We learned from the interviewer that the child was bereft of any form of communication and every movement had to be gently controlled by the parents. We were shown a scene in the small garden at the back of the house where the child had been brought to enjoy the sun and fresh air. Although there was no indication of any pleasure in the child’s demeanour.
The interviewer began to probe the feelings of the parents.
‘Here you are,’ he said, ‘I understand that you are unable to have any other child. She is the only child you will ever have. This little girl you are holding is quite unable to make any kind of reaction to your loving and gentle handling of her. So it will continue for many years into the future. Do you not think that you have been dealt a very unjust hand? Do you not feel any bitterness because of it?’
The young father looked at his wife in bemusement and for a while there was silence. ‘I don’t know about that’ he said, ‘I don’t think we’ve ever thought about it. One thing we do know though. Our little girl will know only one thing in her life. That is the love that we give her. To take that away.
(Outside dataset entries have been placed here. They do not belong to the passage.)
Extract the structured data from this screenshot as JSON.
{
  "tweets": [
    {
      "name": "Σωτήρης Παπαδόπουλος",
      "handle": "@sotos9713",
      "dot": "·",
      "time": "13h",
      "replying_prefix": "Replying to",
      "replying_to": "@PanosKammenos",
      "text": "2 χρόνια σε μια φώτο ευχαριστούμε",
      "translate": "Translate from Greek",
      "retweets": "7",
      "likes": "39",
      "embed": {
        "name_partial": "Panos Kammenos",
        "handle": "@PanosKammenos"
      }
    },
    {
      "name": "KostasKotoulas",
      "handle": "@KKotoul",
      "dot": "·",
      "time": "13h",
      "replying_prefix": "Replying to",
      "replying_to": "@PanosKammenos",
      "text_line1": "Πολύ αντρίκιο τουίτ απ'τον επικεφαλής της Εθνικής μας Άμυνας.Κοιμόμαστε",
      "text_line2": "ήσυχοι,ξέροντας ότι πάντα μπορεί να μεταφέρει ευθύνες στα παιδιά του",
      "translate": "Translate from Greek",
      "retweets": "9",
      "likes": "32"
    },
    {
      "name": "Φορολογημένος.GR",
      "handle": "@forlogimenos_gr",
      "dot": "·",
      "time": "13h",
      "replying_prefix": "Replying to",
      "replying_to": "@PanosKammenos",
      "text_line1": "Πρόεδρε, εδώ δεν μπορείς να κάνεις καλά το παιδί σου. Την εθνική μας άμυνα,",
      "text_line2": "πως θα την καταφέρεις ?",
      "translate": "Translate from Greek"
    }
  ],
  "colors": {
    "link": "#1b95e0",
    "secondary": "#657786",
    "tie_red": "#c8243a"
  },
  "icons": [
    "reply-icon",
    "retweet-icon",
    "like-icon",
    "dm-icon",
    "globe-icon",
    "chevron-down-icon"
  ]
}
That would be an injustice.’
For myself, I have never forgotten that image. It was the finest expression of human dignity I have ever encountered. It has helped me to begin to understand the place of suffering and imperfection in human life. Let me try to explain how.
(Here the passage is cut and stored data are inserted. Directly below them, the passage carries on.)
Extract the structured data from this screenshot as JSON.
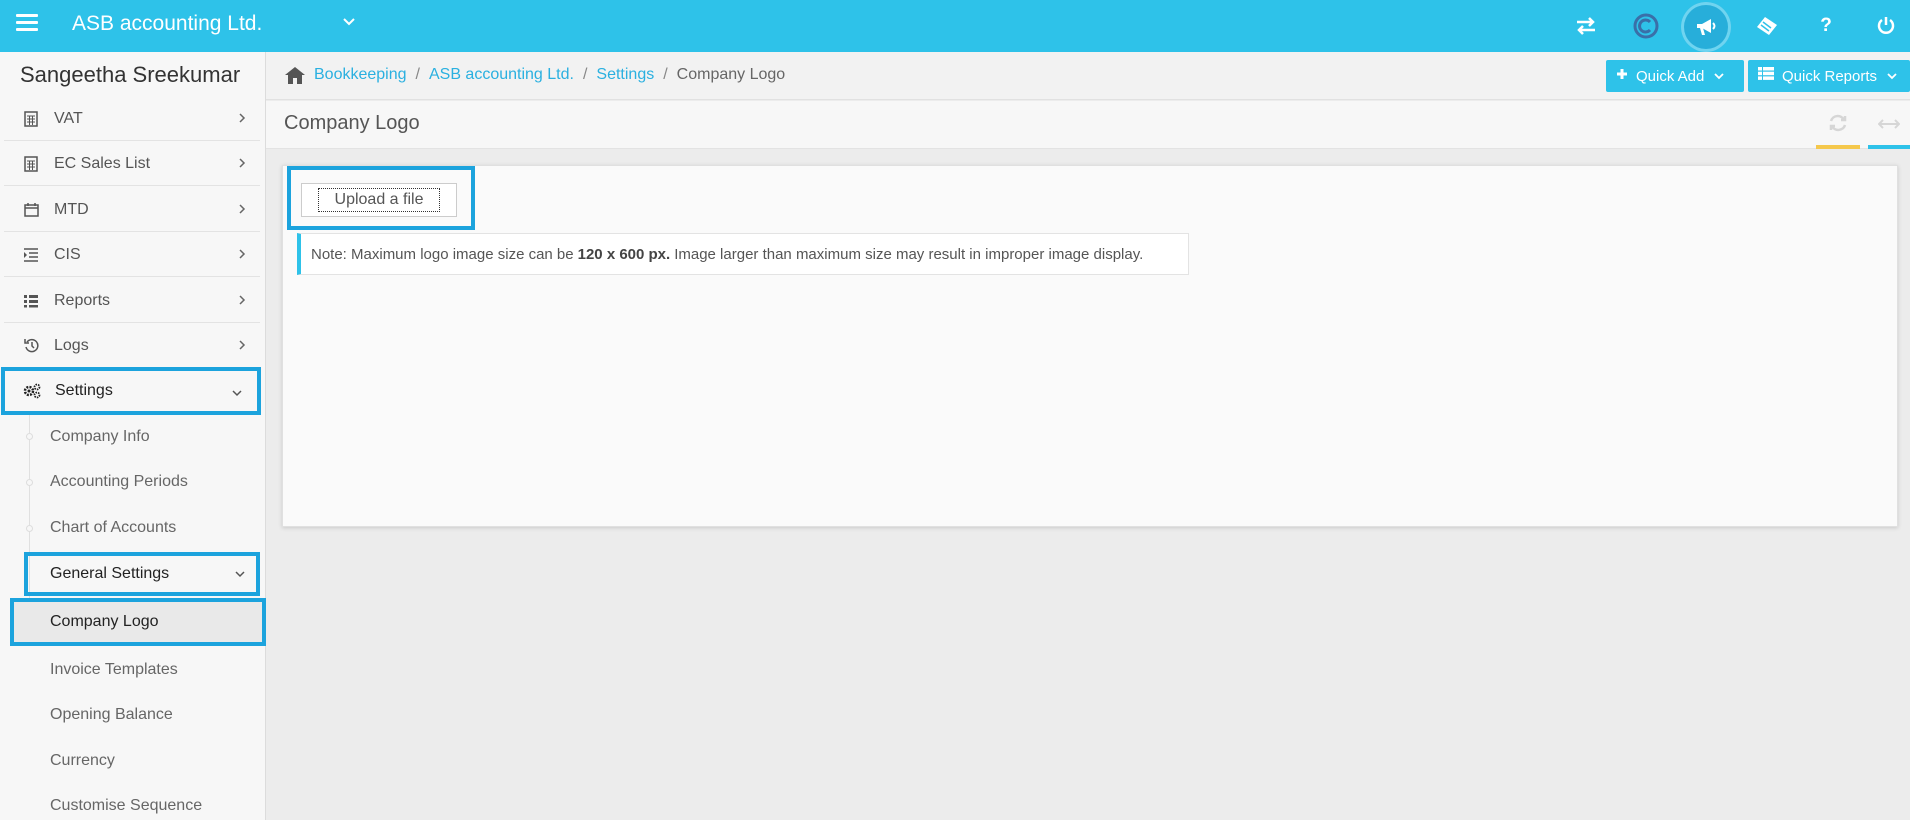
{
  "topbar": {
    "company_name": "ASB accounting Ltd.",
    "icons": [
      "menu-icon",
      "transfer-icon",
      "c-logo-icon",
      "megaphone-icon",
      "ticket-icon",
      "help-icon",
      "power-icon"
    ],
    "help_glyph": "?",
    "accent_color": "#2ec2e9"
  },
  "sidebar": {
    "user_name": "Sangeetha Sreekumar",
    "items": [
      {
        "label": "VAT",
        "icon": "calculator-icon"
      },
      {
        "label": "EC Sales List",
        "icon": "calculator-icon"
      },
      {
        "label": "MTD",
        "icon": "calendar-icon"
      },
      {
        "label": "CIS",
        "icon": "indent-icon"
      },
      {
        "label": "Reports",
        "icon": "list-icon"
      },
      {
        "label": "Logs",
        "icon": "history-icon"
      },
      {
        "label": "Settings",
        "icon": "cogs-icon"
      }
    ],
    "settings_sub": [
      {
        "label": "Company Info"
      },
      {
        "label": "Accounting Periods"
      },
      {
        "label": "Chart of Accounts"
      },
      {
        "label": "General Settings"
      },
      {
        "label": "Company Logo"
      },
      {
        "label": "Invoice Templates"
      },
      {
        "label": "Opening Balance"
      },
      {
        "label": "Currency"
      },
      {
        "label": "Customise Sequence"
      }
    ]
  },
  "breadcrumb": {
    "items": [
      "Bookkeeping",
      "ASB accounting Ltd.",
      "Settings"
    ],
    "current": "Company Logo",
    "separator": "/"
  },
  "buttons": {
    "quick_add": "Quick Add",
    "quick_reports": "Quick Reports"
  },
  "page": {
    "title": "Company Logo",
    "upload_label": "Upload a file",
    "note_prefix": "Note: Maximum logo image size can be",
    "note_bold": "120 x 600 px.",
    "note_suffix": "Image larger than maximum size may result in improper image display."
  }
}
That little girl with all her limitations and total self-enclosure had managed to draw out of her parents a depth of selfless love and joy that most of us will never begin to educe from those we spend our lives among. It helped me to begin to understand the meaning and purpose of God in creating this so imperfect world.
Again many years ago as a young adolescent, I remember reading in the preface of a missionary magazine a mysterious phrase. ‘It is the sinner,’ it said strangely ‘who is closest to the heart of Christ.’ It has taken me many years even to begin to understand that odd statement.
We spend our lives in a broken, imperfect world. Love grows out of our outstretched hands. As we reflect upon, admit, and accept our imperfections, our sinfulness, our unattractiveness, our abiding weaknesses, our hidden shames, we open up a space for love to be generated in the enclosed hearts of others and through them to the God who cares beyond all imaginings. The One who numbers the hairs on our head, who knows the dying flight of the sparrow as it plunges to the earth.
It is only in our emptiness and fragility that there can be room for love to enter in.
When on Easter morning, the Deacon sings that great hymn of joy, the Exultet, he sings of that ‘happy fault which merited so great a Redeemer’. It seems such a strange thing to be joyful for! Original sin? Our weaknesses? Our propensity to shame ourselves with our failings? Surely not.
And yet that is precisely what the whole Church rejoices in as it celebrates the resurrection of Christ.
It is the sinner kneeling in the shadows beating his breast muttering: ‘Lord, have pity on me, an unworthy outcast’, who goes back to his house justified, not the boastful righteous ones who are busy congratulating themselves on their piety standing at the front. It is the criminal hanging on his gallows beside Jesus and asking to be remembered in the Kingdom, who is promised a place in Paradise that very day!
These are the chosen ones. What a strange message does the Lord bring! He comes to call sinners not the upright!
Deep in shame
Years of perfidy
Pressed down upon me.
In the bench
Beyond the sacred encounter
Quiet tears ran.
The unseen head pressed upon my chest.